Tutorial: back-end user registration

This tutorial describes the API calls a backend can make in order to onboard a user in TrustBuilder.io based on an account maintained in a CRM or another IAM.

The process of onboarding a user in TrustBuilder.io can start when a new contact is created in a CRM, or by going through all existing contacts in a CRM or all accounts in an IAM. At that moment a sequence of API calls will happen to create a new user profile in TrustBuilder.io, or to update an existing user profile.

TrustBuilder.io exposes API endpoints to create/update/delete user profiles and to create/update/delete personas in an existing user profile. The TrustBuilder.io API endpoints are documented on TrustBuilder.IO API.

1.     Obtaining an access token

All TrustBuilder.io API endpoints (except the /authorize for initial user authentication) are protected by OAuth2 access tokens.

Your backend can obtain an access token through the OAuth2 client credentials grant, whereby your backend authenticates itself using its client_id & client_secret. Optionally, you can implement additional authentication protection by using private_key_jwt as documented on Client Credentials grant.

In order to create, update or delete a user profile or persona, the requested scope must include users:read, users:write as well as config:read.

2.    Registering a user profile

To onboard a new user in TrustBuilder.io, your backend calls the POST /identity/users endpoint:

3.   Adding persona(s)

After the user profile has been created, your backend can one or more personas by taking the following steps:

1. Obtain the corresponding persona definition(s)

2. Add the persona(s) to the user profile.

3.1 Obtaining persona definition ids

Personas are defined by a user with an Administrator persona. Your backend can obtain the id of a persona definition by calling GET /config/persona-definitions with the name of the persona.

Of course, this step is only needed once to obtain persona definition ids, since these remain fixed once they have been created by one of your Administrators.

3.2 Adding a persona

After the user profile has been created and assuming the set of persona definitions has been obtained, one or more such personas can be added. The user_id is the one returned in the previous step when the user profile was registered.

4.   Updating a user profile

During its lifecycle, a user profile may be updated from time to time in function of updates in your CRM. Your backend will take the following steps to reflect those changes in TrustBuilder.io:

1. Obtain the attribute definition(s)

2. Find the user profile by query & filer with the email address

3. Query the user profile to obtain the ETag

4. Update specific attributes of the user profile.

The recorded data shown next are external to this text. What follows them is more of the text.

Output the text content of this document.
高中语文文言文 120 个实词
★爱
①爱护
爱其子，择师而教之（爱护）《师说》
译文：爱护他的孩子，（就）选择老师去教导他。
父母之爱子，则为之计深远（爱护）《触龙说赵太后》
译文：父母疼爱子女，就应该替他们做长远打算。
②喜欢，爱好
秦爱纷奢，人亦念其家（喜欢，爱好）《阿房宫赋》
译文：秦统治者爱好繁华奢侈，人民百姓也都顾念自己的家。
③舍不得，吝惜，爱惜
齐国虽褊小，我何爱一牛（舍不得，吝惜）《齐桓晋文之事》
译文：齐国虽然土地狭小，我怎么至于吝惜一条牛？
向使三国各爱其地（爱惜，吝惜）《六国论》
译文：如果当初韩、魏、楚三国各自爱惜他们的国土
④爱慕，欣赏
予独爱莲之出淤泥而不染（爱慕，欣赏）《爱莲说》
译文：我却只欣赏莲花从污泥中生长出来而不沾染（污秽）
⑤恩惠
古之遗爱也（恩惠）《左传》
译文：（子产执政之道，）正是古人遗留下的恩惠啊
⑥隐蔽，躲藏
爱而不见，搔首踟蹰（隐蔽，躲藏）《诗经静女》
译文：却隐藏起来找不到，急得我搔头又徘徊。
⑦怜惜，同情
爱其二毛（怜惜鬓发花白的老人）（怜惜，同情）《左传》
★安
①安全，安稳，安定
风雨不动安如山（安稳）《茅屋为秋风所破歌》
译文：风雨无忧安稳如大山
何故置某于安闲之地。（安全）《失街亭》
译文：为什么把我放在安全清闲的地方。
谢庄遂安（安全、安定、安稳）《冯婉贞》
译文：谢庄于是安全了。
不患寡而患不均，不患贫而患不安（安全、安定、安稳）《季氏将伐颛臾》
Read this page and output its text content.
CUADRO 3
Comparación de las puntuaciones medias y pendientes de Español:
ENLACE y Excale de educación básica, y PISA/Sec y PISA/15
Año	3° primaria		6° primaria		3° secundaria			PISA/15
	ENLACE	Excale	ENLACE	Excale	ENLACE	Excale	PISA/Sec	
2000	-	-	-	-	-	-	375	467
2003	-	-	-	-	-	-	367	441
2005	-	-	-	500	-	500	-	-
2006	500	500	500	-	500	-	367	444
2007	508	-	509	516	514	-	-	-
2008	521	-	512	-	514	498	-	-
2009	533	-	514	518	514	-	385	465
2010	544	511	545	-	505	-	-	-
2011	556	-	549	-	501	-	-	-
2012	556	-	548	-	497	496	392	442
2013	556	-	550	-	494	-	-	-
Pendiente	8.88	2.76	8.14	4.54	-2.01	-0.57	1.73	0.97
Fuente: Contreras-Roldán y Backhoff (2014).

4.1 Obtaining attribute definition ids

A user profile consists of attributes. TrustBuilder.io has a set of predefined attributes, possibly extended with a number of custom attributes. Attributes are addressed by their name, as defined in the documentation for predefined attributes (see Managing User Profiles) or defined by one of your Administrators for custom attributes.

Your backend can obtain the id of an attribute definition by calling GET /identity/config/attribute-definitions with the name of the attribute (and the category in which the attribute is defined).

Of course, this step is only needed once to obtain attribute definition ids, since these remain fixed after creating the attribute definition.

4.2 Find user profile with email

your backend then calls the POST /identity/users/query endpoint of TrustBuilder.io to find the user profile using its email address.

4.3 Obtain Etag

Most TrustBuilder.io API endpoints use ETag headers to support efficient cache validation, to minimise data transfer and to ensure profile integrity when multiple calls arrive in a different order or simultanuously. The ETag (“entity tag”) header, defined by RFC 9110, is a mechanism that HTTP provides for Web cache validation and optimistic concurrency control.

An ETag is an opaque identifier assigned by an API endpoint to a specific version of a resource (such as a user profile, a policy definition or a configuration). The ETag is a hash of the resource content. Whenever the content changes, a new ETag is assigned. Used in this manner, ETags allow the API endpoints to detect whether the calling client (i.c. your backend) has and is assuming the same version of the resource content.

Using the ETag, the TrustBuilder.io platform enables optimistic concurrency control so that simultaneous updates (e.g. multiple API calls, or multiple Administrators doing an update of the same resource) of a resource do not overwrite each other.

This is actually done by the If-Match headers in the PUT and PATCH endpoints, so they can detect mid-air edit collisions and return an error. Note that POST operations do not need an ETag because they always add or replace resource contents in their entirety.

So, if no other call has not yet been made related to this user profile in the same script or procedure, the ETag must first be obtained.

4.4 Update the user profile

The final call will actually request the update. Depending on the type of update, the following endpoints are available:

• Update attributes of the user profile using PATCH /identity/users/{user_id}

• Update attributes in one of the associated personas using PATCH /identity/users/{user_id}/personas/{persona_id}

• Update custom attributes in one of the associated personas using PATCH /identity/users/{user_id}/personas/{persona_id}/attribute

In case of an attribute update inside personas, the attribute could be present in multiple personas. In that case, your backend must foresee logic to loop through all personas and send an update request for each of them.